Enter Sandbox
Claudio Canella, Mario Werner, Michael Schwarz
BlackHat Asia
Virtual
Event,
May 6-7
2021
Applications are growing ever more complex, leading to an increase in exploitable vulnerabilities. One efficient method for mitigating potential attacks is the use of application sandboxing. The idea behind sandboxing is to constrain software within a tightly controlled environment. Linux provides seccomp filtering to restrict the system calls an application can execute. However, it requires an application developer to extract the system calls from the application manually, and to set up the resulting filters correctly. We investigate the challenges of automatically generating seccomp filters for an application. Based on this evaluation, we propose a new approach for automatically generating seccomp filters for Linux applications on both x86_64 and ARMv8. This new approach consists of two phases with a total of three distinct components, i.e., a static analysis phase with two components and an optional refinement phase with one component.
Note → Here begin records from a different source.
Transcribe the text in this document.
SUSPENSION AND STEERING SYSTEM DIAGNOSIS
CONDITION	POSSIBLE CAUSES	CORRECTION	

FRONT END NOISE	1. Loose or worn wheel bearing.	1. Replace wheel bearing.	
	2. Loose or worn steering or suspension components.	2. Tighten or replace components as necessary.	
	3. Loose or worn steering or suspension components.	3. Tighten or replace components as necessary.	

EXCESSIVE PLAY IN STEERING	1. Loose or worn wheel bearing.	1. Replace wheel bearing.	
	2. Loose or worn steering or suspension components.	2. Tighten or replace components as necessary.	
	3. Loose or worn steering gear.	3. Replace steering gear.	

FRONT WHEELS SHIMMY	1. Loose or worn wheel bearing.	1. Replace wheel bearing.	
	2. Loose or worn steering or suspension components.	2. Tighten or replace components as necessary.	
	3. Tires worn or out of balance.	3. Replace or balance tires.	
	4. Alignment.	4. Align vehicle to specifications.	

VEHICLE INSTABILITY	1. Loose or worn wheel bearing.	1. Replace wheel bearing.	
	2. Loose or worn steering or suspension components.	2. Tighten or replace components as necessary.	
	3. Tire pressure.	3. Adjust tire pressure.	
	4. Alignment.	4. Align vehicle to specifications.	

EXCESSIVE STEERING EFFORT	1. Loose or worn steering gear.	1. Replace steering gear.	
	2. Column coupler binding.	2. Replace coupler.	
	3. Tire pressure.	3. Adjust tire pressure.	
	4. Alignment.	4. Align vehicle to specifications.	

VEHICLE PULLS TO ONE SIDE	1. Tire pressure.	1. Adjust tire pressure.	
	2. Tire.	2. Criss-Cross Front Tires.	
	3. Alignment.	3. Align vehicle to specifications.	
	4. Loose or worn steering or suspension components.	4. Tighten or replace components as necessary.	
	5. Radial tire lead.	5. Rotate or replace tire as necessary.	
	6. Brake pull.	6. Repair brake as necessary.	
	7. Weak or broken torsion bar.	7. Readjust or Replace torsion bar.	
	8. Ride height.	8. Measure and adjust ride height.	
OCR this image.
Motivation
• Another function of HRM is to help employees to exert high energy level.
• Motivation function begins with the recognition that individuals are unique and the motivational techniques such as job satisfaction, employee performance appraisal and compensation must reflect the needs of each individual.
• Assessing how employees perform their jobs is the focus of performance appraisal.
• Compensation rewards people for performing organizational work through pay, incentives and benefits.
We implement our approach as a compiler extension and a standalone tool. The compiler extension performs static code analysis to identify the system calls an application uses. The standalone tool can be applied to already existing binaries to allow sandboxing without having access to the source code. A dynamic refinement tool can be used during development to either identify system calls that were missed by the static component used in phase one or to further reduce the number of allowed system calls. In general, all three components can be combined to alleviate the potential shortcomings of an individual component. We show the effectiveness of our new approach in preventing real-world exploits with only minimal overhead.